Na missão do Cururu aquele alemão aprendeu a cavalgar com habilidade e a imitar com perfeição o grito de guerra dos Mundurucús, que fazia tão somente para demonstrar seus dotes à pequena platéia que o ouvia como que hipnotizada, sorvendo as tropelias que o tornaram famoso naquelas lonjuras – um pequeno afluente de um grande afluente do monumental Rio Amazonas.

A última notícia que tive de Frei Angélico foi seu decisivo contributo para a fundação do Conselho Indigenista Missionário (CIMI) em 21 de Abril de 1972 em Brasília, atuante órgão da CNBB voltado à proteção indígena, para o qual levou toda sua experiência linguística e etnográfica dos povos da floresta com quem muito conviveu, a ponto de recusar-se a retornar para outros locais ditos mais civilizados.

Passei alguns dias em Óbidos em julho de 2010. Enquanto conversava com meu estimado amigo José Benedito de Aquino, hoje próspero empresário, vislumbrava as “rabetas”, nome atual dos antigos “motores de popa” chegando e saindo do porto com grande desenvoltura, desafiando o remanso no cortejo das malhadeiras que capturavam os cardumes em frente à cidade em incessantes surtidas de procriação.
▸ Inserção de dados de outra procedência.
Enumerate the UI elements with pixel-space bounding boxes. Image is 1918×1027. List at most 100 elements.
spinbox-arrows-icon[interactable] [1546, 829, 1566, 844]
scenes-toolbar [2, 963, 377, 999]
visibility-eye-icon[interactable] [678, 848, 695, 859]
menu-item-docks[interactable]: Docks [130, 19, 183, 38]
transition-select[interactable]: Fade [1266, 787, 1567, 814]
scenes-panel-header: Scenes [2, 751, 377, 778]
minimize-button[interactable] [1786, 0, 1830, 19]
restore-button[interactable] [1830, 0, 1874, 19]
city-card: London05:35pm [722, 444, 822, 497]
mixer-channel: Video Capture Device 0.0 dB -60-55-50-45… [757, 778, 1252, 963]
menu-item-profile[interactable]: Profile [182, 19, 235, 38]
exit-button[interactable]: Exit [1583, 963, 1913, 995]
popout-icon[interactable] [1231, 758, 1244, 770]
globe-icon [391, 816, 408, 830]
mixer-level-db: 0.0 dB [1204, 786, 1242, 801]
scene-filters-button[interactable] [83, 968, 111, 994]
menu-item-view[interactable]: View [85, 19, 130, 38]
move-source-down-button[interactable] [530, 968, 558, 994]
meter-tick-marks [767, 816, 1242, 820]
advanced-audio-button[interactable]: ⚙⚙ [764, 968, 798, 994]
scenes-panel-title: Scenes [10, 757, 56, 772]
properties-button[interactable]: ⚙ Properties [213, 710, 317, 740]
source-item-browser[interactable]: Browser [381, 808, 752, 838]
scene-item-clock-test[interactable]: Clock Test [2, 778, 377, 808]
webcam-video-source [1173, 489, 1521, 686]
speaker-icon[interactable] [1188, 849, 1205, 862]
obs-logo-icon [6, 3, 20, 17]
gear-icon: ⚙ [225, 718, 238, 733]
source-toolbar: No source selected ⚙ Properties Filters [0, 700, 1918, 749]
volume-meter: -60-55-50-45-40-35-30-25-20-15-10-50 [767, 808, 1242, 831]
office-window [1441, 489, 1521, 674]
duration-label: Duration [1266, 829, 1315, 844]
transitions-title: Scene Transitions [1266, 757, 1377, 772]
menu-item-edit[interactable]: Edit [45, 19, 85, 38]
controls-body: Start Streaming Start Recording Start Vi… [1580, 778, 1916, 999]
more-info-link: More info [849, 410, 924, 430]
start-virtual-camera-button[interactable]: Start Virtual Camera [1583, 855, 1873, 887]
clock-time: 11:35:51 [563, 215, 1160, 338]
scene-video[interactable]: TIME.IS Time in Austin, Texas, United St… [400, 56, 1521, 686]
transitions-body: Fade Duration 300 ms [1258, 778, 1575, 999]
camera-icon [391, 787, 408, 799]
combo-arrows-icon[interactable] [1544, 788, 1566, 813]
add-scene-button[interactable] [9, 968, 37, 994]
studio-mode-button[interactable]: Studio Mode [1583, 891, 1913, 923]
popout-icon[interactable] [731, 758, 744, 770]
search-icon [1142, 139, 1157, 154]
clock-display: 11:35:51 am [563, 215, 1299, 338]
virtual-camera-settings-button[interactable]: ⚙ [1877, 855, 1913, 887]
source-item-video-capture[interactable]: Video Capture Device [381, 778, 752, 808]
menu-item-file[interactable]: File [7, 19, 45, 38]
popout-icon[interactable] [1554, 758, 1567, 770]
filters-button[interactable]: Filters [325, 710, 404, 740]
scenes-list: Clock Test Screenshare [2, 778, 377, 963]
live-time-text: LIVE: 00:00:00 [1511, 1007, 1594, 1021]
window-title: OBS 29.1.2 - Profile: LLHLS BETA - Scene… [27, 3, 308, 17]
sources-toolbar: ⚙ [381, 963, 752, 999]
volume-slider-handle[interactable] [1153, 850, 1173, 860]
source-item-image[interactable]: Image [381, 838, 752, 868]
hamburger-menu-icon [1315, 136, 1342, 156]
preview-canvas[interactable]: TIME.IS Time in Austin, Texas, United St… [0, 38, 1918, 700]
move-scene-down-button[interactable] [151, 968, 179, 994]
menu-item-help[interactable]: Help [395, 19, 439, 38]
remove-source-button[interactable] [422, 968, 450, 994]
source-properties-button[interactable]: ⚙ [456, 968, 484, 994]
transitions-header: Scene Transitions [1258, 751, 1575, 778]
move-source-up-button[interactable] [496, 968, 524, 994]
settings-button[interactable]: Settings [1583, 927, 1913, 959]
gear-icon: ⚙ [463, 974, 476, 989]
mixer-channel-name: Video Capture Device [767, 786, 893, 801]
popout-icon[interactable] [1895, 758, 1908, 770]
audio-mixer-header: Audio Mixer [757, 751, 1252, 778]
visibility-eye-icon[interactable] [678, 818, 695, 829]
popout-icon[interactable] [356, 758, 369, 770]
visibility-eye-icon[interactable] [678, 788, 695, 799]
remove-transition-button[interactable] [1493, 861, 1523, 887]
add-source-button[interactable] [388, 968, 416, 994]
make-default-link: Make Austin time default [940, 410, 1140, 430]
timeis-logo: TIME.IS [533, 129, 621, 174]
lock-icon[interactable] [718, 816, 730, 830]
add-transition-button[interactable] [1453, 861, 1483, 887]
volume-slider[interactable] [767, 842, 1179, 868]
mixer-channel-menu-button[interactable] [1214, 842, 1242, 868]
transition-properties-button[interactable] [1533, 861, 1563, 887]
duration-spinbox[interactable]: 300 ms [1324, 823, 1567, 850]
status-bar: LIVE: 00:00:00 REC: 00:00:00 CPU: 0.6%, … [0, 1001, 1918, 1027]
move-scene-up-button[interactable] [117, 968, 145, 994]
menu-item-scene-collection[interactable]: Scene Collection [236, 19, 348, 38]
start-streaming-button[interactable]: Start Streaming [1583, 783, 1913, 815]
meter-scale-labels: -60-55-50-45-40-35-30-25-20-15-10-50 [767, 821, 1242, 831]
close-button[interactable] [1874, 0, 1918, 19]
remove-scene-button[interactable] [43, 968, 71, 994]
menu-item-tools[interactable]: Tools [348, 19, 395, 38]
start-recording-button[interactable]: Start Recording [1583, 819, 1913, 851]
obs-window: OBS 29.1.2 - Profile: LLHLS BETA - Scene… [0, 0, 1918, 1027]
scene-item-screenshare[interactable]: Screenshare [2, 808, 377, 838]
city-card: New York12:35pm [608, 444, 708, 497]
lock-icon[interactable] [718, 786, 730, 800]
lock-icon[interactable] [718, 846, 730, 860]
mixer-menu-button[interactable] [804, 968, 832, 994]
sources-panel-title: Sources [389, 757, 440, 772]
Fiquei pensando sobre o que diriam os missionários se as vissem, aqueles que em 1911 consumiram 60 dias para chegar ao Rio Cururú partindo de Santarém, um tempo inaceitavelmente longo na fase que a humanidade ora atravessa. Frei Angélico, o irriquieto missionário europeu com espírito sertanista, tenho certeza estaria admirado com a eficácia da engenhoca e compraria uma para seu uso pessoal, assim libertando-se dos humores do vento e da ditadura das canoas à vela.